Notre hypothèse de départ est que le déploiement de ce type d’algorithme génèrera de nouvelles formes de vulnérabilités qui auront un impact sur la façon dont évoluera la relation médecin/patient. Nous distinguons la vulnérabilité ontologique de la vulnérabilité gnoséologique. La première touche le patient qui, par sa maladie, est menacé dans ce qu’il est essentiellement, son corps, ses émotions, son quotidien, ses relations aux autres mais aussi dans son existence propre. La seconde touche le patient et le médecin et elle indique que, sous certains aspects, la connaissance théorique et pratique de l’individu est menacée. Le médecin, mieux informé par la machine, serait capable de développer une médecine personnalisée qui réduirait les chances pour le patient de recevoir un traitement non-adapté. Mais notre travail de terrain révèle qu’il se peut aussi que le médecin développe à son tour de nouvelles formes de vulnérabilités qui auront un impact significatif sur les vulnérabilités du patient. Comment décrire ce nouveau système complexe de vulnérabilités et comment minimiser ses effets sur la relation médecin/patient ? 

Cela nous conduit d’abord à identifier et théoriser plusieurs formes de vulnérabilité chez les médecins : 1) la difficulté de compréhension des résultats en raison de la nature complexe des données omiques ; 2) la disparité de compétence entre les cliniciens, avec des médecins de grandes structures qui sont potentiellement plus familiers avec la technologie que leurs homologues dans des structures plus petites ; 3) la nécessité pour les médecins de se former rapidement à ces nouvelles technologies ce qui induit une pression sur une certaine partie du corps soignant. Comment comprendre alors l’impact de ces nouvelles formes de vulnérabilités sur la relation entre le médecin et le patient ? 

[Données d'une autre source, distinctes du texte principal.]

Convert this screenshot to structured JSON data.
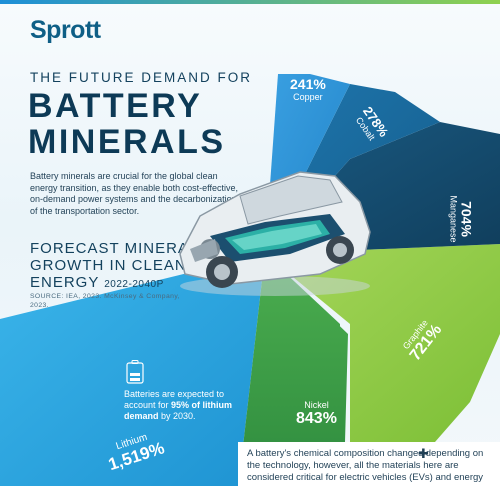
{
  "brand": {
    "logo": "Sprott"
  },
  "header": {
    "kicker": "THE FUTURE DEMAND FOR",
    "title_line1": "BATTERY",
    "title_line2": "MINERALS"
  },
  "intro": "Battery minerals are crucial for the global clean energy transition, as they enable both cost-effective, on-demand power systems and the decarbonization of the transportation sector.",
  "forecast": {
    "line1": "FORECAST MINERAL",
    "line2": "GROWTH IN CLEAN",
    "line3": "ENERGY",
    "years": "2022-2040P",
    "source": "SOURCE: IEA, 2023. McKinsey & Company, 2023."
  },
  "minerals": [
    {
      "name": "Copper",
      "growth": "241%",
      "color": "#2a8fd6"
    },
    {
      "name": "Cobalt",
      "growth": "278%",
      "color": "#17679a"
    },
    {
      "name": "Manganese",
      "growth": "704%",
      "color": "#14486a"
    },
    {
      "name": "Graphite",
      "growth": "721%",
      "color": "#8cc63f"
    },
    {
      "name": "Nickel",
      "growth": "843%",
      "color": "#3c9a45"
    },
    {
      "name": "Lithium",
      "growth": "1,519%",
      "color": "#29a8e0"
    }
  ],
  "lithium_note": {
    "prefix": "Batteries are expected to account for ",
    "bold": "95% of lithium demand",
    "suffix": " by 2030."
  },
  "bottom_text": "A battery's chemical composition changes depending on the technology, however, all the materials here are considered critical for electric vehicles (EVs) and energy storage"
}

Nous questionnons enfin la rhétorique du médecin afin de soutenir l’importance de présenter l’IA comme renforçant la compétence médicale plutôt que comme compensant l’incertitude du médecin. La nécessité d’un accompagnement rhétorique est un impératif moral que nous soutenons car l’algorithme pourrait aggraver la vulnérabilité des patients en cas de traitement préventif excessif. Finalement, nous nous demandons comment le médecin devraient gérer la présentation de l’IA sans compromettre la confiance du patient. Nous pensons donc que ces IA de prédiction en cancérologie génèreront de nouvelles vulnérabilités de nature gnoséologique qui pourraient renforcer à leur manière d’autres vulnérabilités déjà présentes chez le patient. Et c’est au cœur de consultation médicale que pourrait se nouer ce nouvel enjeu d’interdépendance des vulnérabilités.